Curator: Šimon Kadlčák

Opening: 21st February, 7 pm

 

The whirling eruptions of energy discharges created matter by combining particles, the matter grew in volume and increased in size, filled space and started to produce shapes. Shapes of all forms and sizes were created which continued to change over time. Some shapes appeared unusually unstable, ephemeral and fleeting compared to others, while others in contrast appeared static and unchanging. The truth was, however, that there were also forms compared to which the ephemeral ones seemed stable, and also those compared to which the apparently static ones seemed to be in constant motion. Humans were among the forms that manifested in the course of this process (sometimes it is incorrectly said that it was at the end of it). Like everything else, they were created by stardust, elements ejected from star nuclei coalescing into larger wholes, an expression of a cosmic consciousness that started to explore itself. It seems that conscious matter (or materialized consciousness) predominantly perceives the surrounding world through contact with other matter. Where there is contact, mutual acquainting starts. Matter both reflects and emits light. Since matter and energy are the same,[1],light has become an extended tentacle of conscious matter. It is no longer necessary to touch directly to perceive, touching can be done at a distance.

Habima Fuchs, matter exploring itself, brings into the light-flooded hall of the Fait Gallery MEM objects, arranges them, divides the space with them, places them into correlations and balances them in a concentrated manner.

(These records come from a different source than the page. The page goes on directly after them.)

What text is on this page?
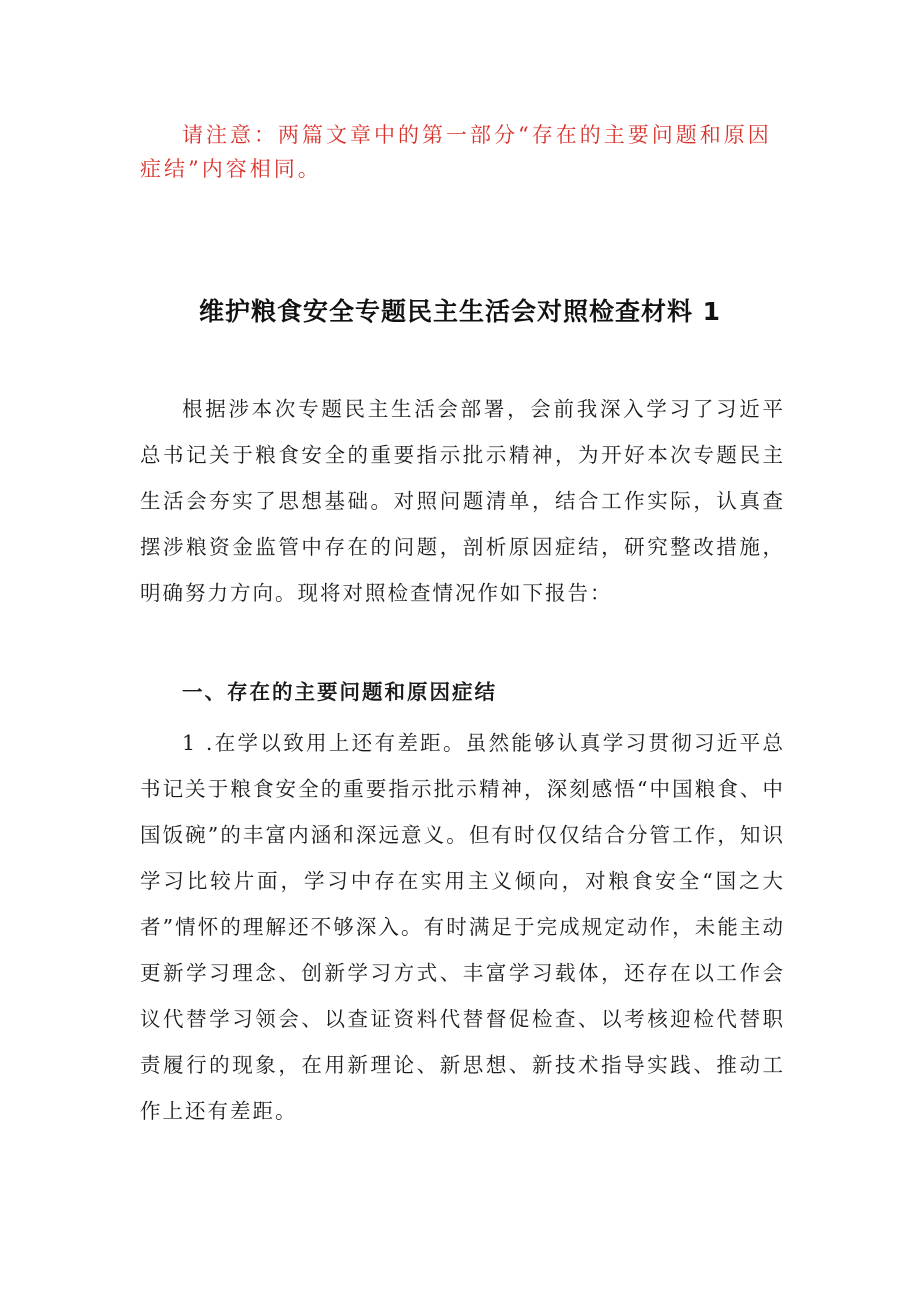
请注意：两篇文章中的第一部分“存在的主要问题和原因症结”内容相同。

维护粮食安全专题民主生活会对照检查材料 1

根据涉本次专题民主生活会部署，会前我深入学习了习近平总书记关于粮食安全的重要指示批示精神，为开好本次专题民主生活会夯实了思想基础。对照问题清单，结合工作实际，认真查摆涉粮资金监管中存在的问题，剖析原因症结，研究整改措施，明确努力方向。现将对照检查情况作如下报告：

一、存在的主要问题和原因症结

1 .在学以致用上还有差距。虽然能够认真学习贯彻习近平总书记关于粮食安全的重要指示批示精神，深刻感悟“中国粮食、中国饭碗”的丰富内涵和深远意义。但有时仅仅结合分管工作，知识学习比较片面，学习中存在实用主义倾向，对粮食安全“国之大者”情怀的理解还不够深入。有时满足于完成规定动作，未能主动更新学习理念、创新学习方式、丰富学习载体，还存在以工作会议代替学习领会、以查证资料代替督促检查、以考核迎检代替职责履行的现象，在用新理论、新思想、新技术指导实践、推动工作上还有差距。
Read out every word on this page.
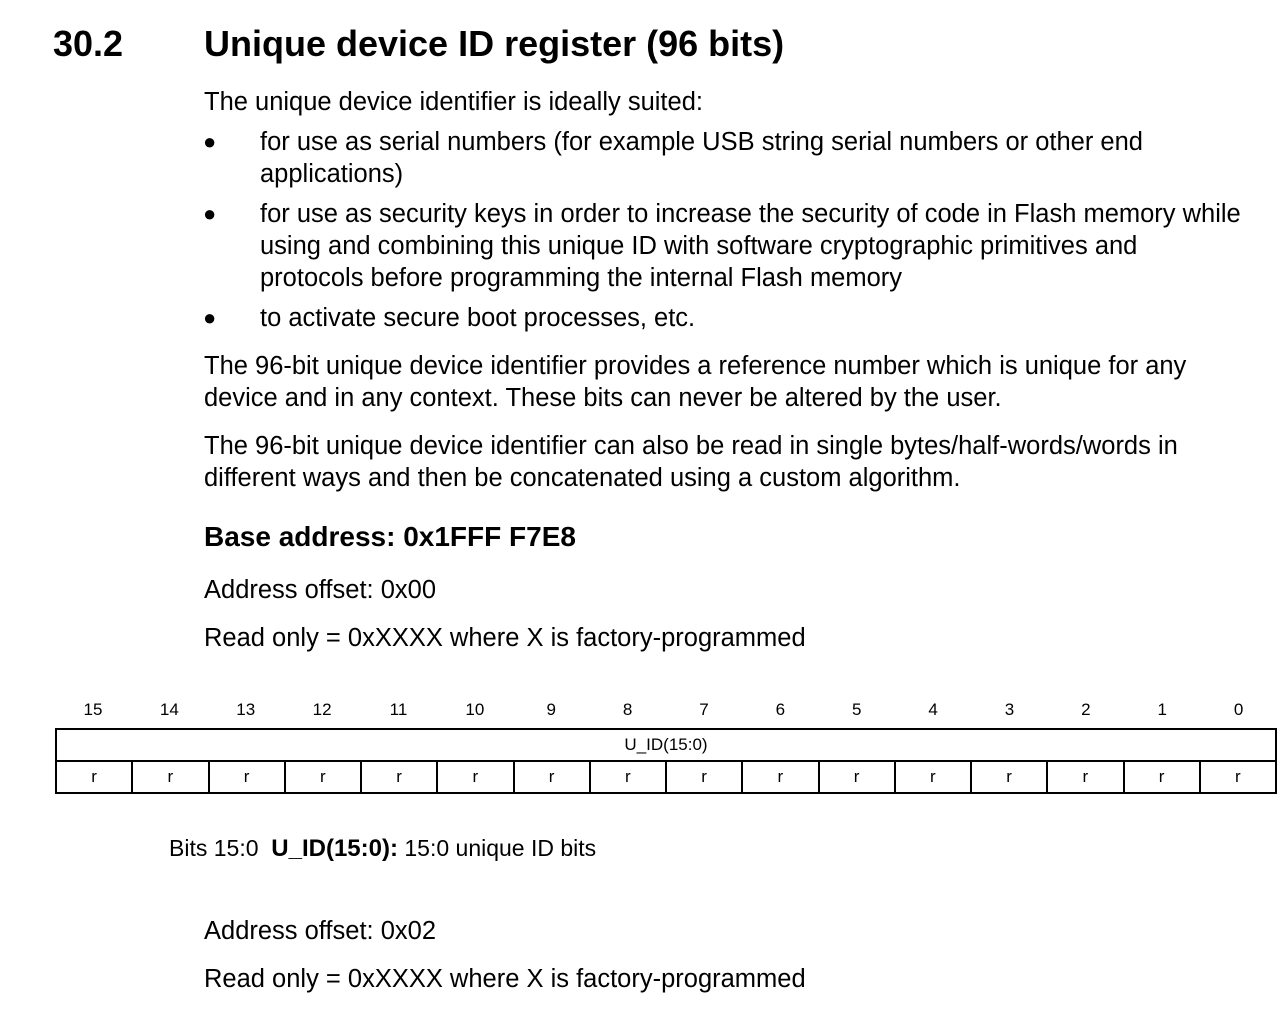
30.2 Unique device ID register (96 bits)
The unique device identifier is ideally suited:
● for use as serial numbers (for example USB string serial numbers or other end
applications)
● for use as security keys in order to increase the security of code in Flash memory while
using and combining this unique ID with software cryptographic primitives and
protocols before programming the internal Flash memory
● to activate secure boot processes, etc.
The 96-bit unique device identifier provides a reference number which is unique for any
device and in any context. These bits can never be altered by the user.
The 96-bit unique device identifier can also be read in single bytes/half-words/words in
different ways and then be concatenated using a custom algorithm.
Base address: 0x1FFF F7E8
Address offset: 0x00
Read only = 0xXXXX where X is factory-programmed
15	14	13	12	11	10	9	8	7	6	5	4	3	2	1	0
U_ID(15:0)
r	r	r	r	r	r	r	r	r	r	r	r	r	r	r	r
Bits 15:0 U_ID(15:0): 15:0 unique ID bits
Address offset: 0x02
Read only = 0xXXXX where X is factory-programmed
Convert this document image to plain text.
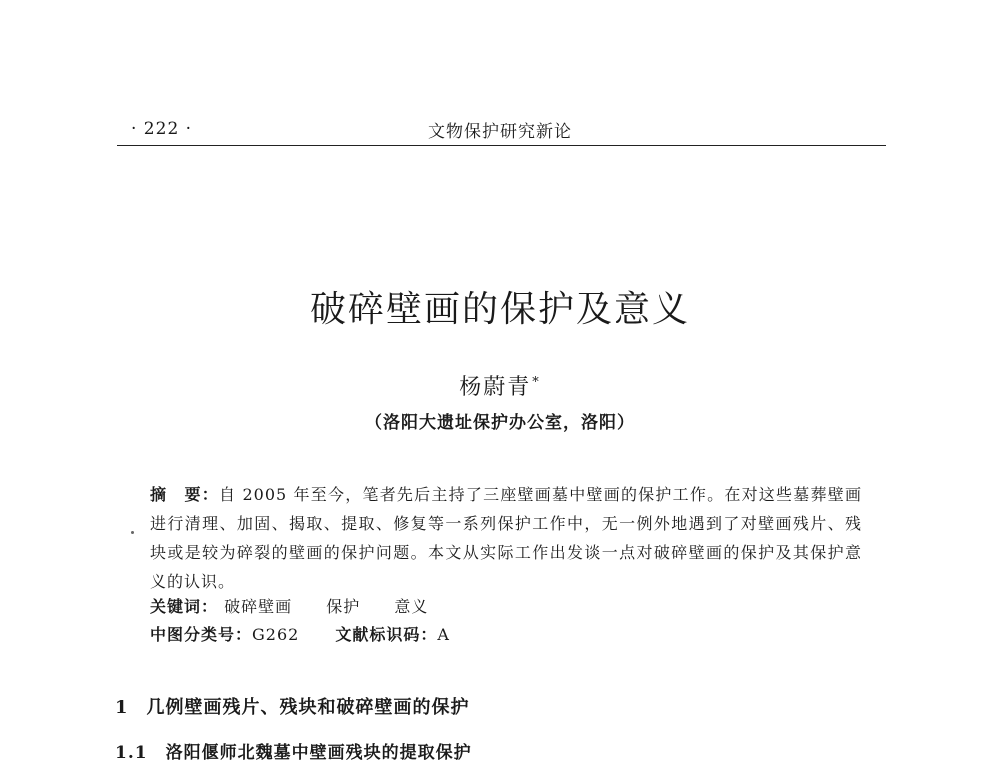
· 222 ·	文物保护研究新论
破碎壁画的保护及意义
杨蔚青*
（洛阳大遗址保护办公室，洛阳）
摘　要：自 2005 年至今，笔者先后主持了三座壁画墓中壁画的保护工作。在对这些墓葬壁画进行清理、加固、揭取、提取、修复等一系列保护工作中，无一例外地遇到了对壁画残片、残块或是较为碎裂的壁画的保护问题。本文从实际工作出发谈一点对破碎壁画的保护及其保护意义的认识。
关键词： 破碎壁画 保护 意义
中图分类号：G262 文献标识码：A
1 几例壁画残片、残块和破碎壁画的保护
1.1 洛阳偃师北魏墓中壁画残块的提取保护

For her, the exhibition is an opportunity to temporarily pause and fixate the current phase of her personal exploration of the world, as well as to present a fragmentary section of it to others in the form of a spatial record. The exhibition is a moment inviting a break from the usual work routine of kneading matter into shapes full of symbolic meanings, a possibility of reflection and sharing with others. The imagery of Habima Fuchs's works abounds in distinct motifs and associations which she presents to others for free confrontation with their own contexts and subsequent interpretation. In doing so, she trusts in mutual understanding. The roots of the images she works with grow out of the shared mycelium of a "collective information archive": its conscious levels consist of the accumulations of the experience of many generations of human life passed down over millennia in the form of images, books, thoughts and feelings..., and the unconscious ones in turn involve the billions of years of experience of organic life (in forms that people can always recognise but which, given their means of communication,  they are only able to express through paraphrasing).

The artist’s current constellation is typified by the geometrical division of a particular space, airiness, leaving room for exploring space through movement, as well as for interpretation. The individually positioned elements create "neural nodes", local clusters of artefacts that determine the final possibilities of the audience's movement through the space. It is the relations of objects in space and its boundaries that enable us to become aware of it and experience it. However, if we want to move through space, we must always make use of its empty sections, avoiding obstacles, bypassing matter. This may remind us of the often neglected and not easily imagined fact that all matter chiefly contains empty space.[2] It is only the invisible interconnections, the energy interactions between them, that create the ultimate illusion of solidity and stability. The reality, however, is movement, constant rearrangement, processes of birth and decline, renewal and growth.

On a personal level, for Habima Fuchs organizing an exhibition is an opportunity to materialize, or visually invoke, an affirmation for (re?)establishing balance in no less than a cosmic sense. Balance implies symmetry, and symmetry implies a balanced symbiosis of birth and decline, a unity manifested in two ways. This is the principle of eternity, and we are matter, i.e. energy that rearranges itself, at one time it is this and at another time it is that, sometimes it is "big" and sometimes it is "small", sometimes its transformation lasts long and at other times it is hectic in nature, and despite the illusion of exclusive individual existence, only reciprocity (consisting of unique elements) is the continuous interconnection of everything in the spatial and temporal sense, of what we understand as “the world”.
 
 
 

[1] According to the equation E=MC2.

[2] To be precise, it is 99.9999999999996 % of empty space compared to the proportion of matter constituting an atom.